Identification of Deep Convection Zones
These zones are characterized by effective injection of pollutants or biogenic emissions into the upper troposphere. Lifetime of some short lived species like reactive halogens increases drastically in the upper troposphere, and, thus, their potential effect in the oxidizing capacity. In that context, the measurement of gaseous species and aerosols can trace the atmospheric dynamics.
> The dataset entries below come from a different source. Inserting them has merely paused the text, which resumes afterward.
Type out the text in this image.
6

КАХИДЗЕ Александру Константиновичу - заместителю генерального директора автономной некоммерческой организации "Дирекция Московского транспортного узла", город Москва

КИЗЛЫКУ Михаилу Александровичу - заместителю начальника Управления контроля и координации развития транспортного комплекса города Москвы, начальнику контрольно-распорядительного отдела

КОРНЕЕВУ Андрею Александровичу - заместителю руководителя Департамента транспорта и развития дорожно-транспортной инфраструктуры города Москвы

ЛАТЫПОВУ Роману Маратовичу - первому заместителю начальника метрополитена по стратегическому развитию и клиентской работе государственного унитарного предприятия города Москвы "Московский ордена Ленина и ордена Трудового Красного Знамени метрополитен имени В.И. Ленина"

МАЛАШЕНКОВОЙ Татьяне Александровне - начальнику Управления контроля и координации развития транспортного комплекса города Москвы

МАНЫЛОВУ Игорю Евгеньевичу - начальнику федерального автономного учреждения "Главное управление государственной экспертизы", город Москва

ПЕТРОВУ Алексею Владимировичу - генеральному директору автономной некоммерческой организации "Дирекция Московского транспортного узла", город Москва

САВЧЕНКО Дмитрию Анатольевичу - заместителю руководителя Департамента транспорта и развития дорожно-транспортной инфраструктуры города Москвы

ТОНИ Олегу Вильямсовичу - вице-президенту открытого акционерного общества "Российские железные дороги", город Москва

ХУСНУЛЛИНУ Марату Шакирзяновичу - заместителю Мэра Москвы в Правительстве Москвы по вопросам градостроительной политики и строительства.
Sources and Sinks of Long–lived Greenhouse Gases
Since the beginning of the industrial era, the Earth’s greenhouse gases have been significantly modified by human activities. Continuous growth of the world human population and economies may further increase our impact on the environment and continued increase of Long-Lived Greenhouse Gases (LLGHG) is expected to result in a warmer climate (IPCC, 2013). As the climate, biogeochemical processes and natural ecosystems are closely interlinked, changes in any one of these may affect the others and be detrimental to humans and other organisms. Emissions of man-made gaseous species (and particulate matter) alter the energy balance of the atmosphere, which in turn has implications for the interactions in the system atmosphere - hydrosphere - biosphere. Large uncertainties in budget of the LLGHGs, however, and feedback mechanisms which are, if at all, only partly understood, limit the accuracy of climate change projections. In order to reliably predict the climate of our planet, and to help constrain political conventions on greenhouse gas avoidance, adequate knowledge of the sources and sinks of these greenhouse gases, complex interaction processes, and their feedbacks is mandatory, yet still inadequate (IPCC, 2013). Carbon dioxide (CO2), methane (CH4), and nitrous oxide (N2O) have been recognized by the International Panel of Climate Change (IPCC) as the most important of the anthropogenic greenhouse gases (IPCC, 2013). Non-methane halocarbons and other halogenated species are also potent greenhouse gases with some also acting as ozone-depleting compounds. Ozone is also a greenhouse gas in itself, however, due to its high variability it is difficult to identify a global long-term trend of surface O3. In that context, HALO remote sensing and in–situ measurements of long-lived greenhouse gases will contribute to the understanding of processes, improve climate predictability and help validate and interpret satellite measurements.